RESTORBIO, INC. Special Meeting of Stockholders September 15, 2020 at 8:00 AM Eastern Time This proxy is solicited by the Board of Directors
The stockholder(s) hereby appoint(s) Chen Schor and Lloyd Klickstein, or either of them, as proxies, each with the power to appoint his substitute, and hereby authorize(s) them to represent and to vote, as designated on the reverse side of this ballot, all of the shares of Common stock of resTORbio, Inc. that the stockholder(s) is/are entitled to vote at the Special Meeting of Stockholders to be held on September 15, 2020 at 8:00 AM Eastern Time at www.virtualshareholdermeeting.com/TORC2020SM, and any adjournment or postponement thereof.
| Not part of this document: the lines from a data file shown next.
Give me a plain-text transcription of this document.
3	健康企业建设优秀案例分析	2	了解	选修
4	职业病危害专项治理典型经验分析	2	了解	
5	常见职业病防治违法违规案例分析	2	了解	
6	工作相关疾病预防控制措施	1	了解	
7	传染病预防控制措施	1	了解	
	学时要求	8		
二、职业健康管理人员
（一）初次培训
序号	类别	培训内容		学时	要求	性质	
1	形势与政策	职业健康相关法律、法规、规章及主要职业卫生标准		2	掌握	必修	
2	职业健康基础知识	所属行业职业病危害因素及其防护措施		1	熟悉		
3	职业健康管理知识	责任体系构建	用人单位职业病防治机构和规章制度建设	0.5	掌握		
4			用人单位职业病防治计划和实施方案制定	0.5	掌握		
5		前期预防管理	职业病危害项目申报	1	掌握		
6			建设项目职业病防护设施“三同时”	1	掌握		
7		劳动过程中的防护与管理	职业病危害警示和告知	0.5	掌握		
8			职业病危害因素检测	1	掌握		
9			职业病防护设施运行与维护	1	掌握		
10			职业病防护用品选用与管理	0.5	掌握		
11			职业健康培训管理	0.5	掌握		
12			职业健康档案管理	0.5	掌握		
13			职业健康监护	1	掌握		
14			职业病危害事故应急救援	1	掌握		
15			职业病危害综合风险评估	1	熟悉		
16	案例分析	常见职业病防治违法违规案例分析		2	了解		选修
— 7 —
This proxy, when properly executed, will be voted in the manner directed herein. If no such direction is made, this proxy will be voted “FOR” Proposals 1, 2 and 3 and, if necessary, “FOR” Proposal 4, as more specifically described in the Proxy Statement. To the extent permitted by Rule 14a-4(c) under the Securities Exchange Act of 1934, as amended, the votes entitled to be cast by the stockholders will be cast in the discretion of the proxy holder on any other matters that may properly come before the Special Meeting of Stockholders, or at any adjournment or postponement thereof.